Trotzdem hat die NASA bisher „nur eine zertifizierte Methode um Raumfahrzeuge zu sterilisieren—Dry Heat Microbial Reduction", kurz: trocken erhitzen. Das aber vertragen die heutigen kleineren, leichteren Satelliten und Sonden nicht. „Wir nutzen heute Materialien, die nicht für trockene Hitze gemacht sind." sagte Karen Buxbaum, selbst NASA Forscherin, in einem Interview mit Space Daily. „Die Elektronik, bestimmte Kleber, optische Oberflächen und synthetische Materielien sind nicht kompatibel mit dieser Form der Sterilisation."

Also sucht die NASA nach neuen Mitteln, um ihre Vakuumgefährte sauber zu kriegen. Manche Astrobiologen, wie Alberto Fairén von der Cornell University und Dirk Schulze-Makuch von der Washington State University, behaupten jedoch, dass dieses Vorgehen dem Geld aus dem ISS-Fenster werfen ähnelt:

„Wenn die Erforschung von Planeten unter einem schmalen Budget leidet, dann ist es dringend notwendig, unnötige Kosten zu verhindern und die begrenzten Gelder der Steuerzahler in Missionen zu stecken, die uns wirklich etwas über andere Planeten lehren."

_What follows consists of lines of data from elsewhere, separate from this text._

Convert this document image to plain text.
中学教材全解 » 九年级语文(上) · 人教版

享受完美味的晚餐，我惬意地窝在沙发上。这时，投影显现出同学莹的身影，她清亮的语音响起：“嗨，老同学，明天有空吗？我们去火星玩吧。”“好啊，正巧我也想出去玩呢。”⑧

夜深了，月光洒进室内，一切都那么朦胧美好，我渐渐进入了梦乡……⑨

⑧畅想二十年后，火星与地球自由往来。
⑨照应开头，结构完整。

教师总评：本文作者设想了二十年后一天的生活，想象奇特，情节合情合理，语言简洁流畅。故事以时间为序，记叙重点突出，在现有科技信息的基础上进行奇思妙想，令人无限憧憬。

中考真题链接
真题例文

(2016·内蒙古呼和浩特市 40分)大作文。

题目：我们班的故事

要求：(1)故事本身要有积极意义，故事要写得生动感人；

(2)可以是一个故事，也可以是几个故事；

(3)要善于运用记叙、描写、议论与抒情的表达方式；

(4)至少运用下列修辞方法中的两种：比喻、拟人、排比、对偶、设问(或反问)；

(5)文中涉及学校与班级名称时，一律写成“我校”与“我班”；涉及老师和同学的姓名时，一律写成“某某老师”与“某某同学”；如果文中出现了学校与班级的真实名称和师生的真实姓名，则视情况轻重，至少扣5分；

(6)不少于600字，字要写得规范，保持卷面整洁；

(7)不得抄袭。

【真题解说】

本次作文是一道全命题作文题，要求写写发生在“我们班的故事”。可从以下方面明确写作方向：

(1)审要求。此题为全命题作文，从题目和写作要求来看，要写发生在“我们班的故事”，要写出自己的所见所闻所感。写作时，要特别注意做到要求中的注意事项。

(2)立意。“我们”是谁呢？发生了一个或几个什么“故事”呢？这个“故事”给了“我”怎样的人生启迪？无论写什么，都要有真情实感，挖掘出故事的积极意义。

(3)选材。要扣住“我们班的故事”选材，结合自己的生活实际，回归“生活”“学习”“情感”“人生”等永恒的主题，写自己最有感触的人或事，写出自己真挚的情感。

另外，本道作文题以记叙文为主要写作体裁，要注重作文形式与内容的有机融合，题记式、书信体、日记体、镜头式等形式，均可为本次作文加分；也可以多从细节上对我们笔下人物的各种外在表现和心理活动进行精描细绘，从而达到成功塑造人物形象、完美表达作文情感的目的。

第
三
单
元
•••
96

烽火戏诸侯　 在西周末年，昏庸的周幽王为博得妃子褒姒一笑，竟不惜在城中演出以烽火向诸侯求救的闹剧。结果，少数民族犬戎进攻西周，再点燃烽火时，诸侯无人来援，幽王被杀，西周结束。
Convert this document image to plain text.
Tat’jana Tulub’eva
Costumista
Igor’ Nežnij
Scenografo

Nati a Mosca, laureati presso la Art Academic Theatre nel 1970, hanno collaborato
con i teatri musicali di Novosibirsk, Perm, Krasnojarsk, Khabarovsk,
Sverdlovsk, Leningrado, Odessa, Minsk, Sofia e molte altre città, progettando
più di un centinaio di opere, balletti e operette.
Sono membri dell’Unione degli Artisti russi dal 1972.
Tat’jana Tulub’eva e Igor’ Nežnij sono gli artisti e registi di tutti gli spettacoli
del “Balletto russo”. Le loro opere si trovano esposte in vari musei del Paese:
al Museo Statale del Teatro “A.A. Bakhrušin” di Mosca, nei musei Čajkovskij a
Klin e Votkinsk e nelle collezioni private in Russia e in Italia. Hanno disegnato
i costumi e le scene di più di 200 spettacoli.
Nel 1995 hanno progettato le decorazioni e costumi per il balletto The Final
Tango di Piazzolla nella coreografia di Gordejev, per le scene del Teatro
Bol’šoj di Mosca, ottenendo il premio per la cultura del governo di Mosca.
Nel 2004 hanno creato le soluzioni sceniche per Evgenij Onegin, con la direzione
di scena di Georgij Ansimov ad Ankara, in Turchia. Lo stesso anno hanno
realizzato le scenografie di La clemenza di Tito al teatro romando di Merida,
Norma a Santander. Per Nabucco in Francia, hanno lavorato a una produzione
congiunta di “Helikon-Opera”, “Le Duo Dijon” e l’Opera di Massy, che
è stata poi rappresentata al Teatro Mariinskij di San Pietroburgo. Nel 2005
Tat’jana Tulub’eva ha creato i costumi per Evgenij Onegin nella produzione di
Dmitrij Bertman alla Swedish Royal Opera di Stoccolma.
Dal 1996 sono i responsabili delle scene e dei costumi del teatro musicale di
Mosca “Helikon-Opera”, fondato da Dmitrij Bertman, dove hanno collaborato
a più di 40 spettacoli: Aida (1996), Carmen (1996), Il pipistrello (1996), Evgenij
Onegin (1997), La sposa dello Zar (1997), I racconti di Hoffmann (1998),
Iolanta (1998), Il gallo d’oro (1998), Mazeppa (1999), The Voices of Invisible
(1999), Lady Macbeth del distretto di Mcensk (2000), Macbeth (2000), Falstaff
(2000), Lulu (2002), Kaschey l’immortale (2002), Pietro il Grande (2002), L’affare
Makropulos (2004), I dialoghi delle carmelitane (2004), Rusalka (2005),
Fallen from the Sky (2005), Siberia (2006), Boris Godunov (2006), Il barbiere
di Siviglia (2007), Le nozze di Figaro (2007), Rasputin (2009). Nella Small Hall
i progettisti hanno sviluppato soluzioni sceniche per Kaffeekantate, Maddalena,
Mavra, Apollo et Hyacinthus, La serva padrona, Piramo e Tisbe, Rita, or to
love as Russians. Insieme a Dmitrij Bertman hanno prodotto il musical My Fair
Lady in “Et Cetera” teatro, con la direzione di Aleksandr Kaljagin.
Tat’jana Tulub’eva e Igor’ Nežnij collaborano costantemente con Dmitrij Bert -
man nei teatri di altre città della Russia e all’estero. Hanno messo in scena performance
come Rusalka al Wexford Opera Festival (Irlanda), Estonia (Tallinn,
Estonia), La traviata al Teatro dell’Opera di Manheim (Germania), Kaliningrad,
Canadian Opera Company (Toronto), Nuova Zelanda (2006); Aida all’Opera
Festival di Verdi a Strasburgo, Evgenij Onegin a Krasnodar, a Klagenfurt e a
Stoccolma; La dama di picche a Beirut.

Die Wissenschaftler vermuten, dass Bakterien zwischen Mars und Erde schon seit Milliarden Jahren ausgetauscht werden und die NASA sich unnötig den Kopf zerbricht, besonders über die nahe Zukunft. Aber je weiter sich unsere Ambitionen in die Ferne richten, desto gefährlicher könnte diese Argumentation werden. Auf dem Jupiter Mond Europa könnte es durchaus außerirdische Lebensformen geben und in deren Vorgarten will man vielleicht nicht gleich mit den ultimativen Kampfbakterien einfallen.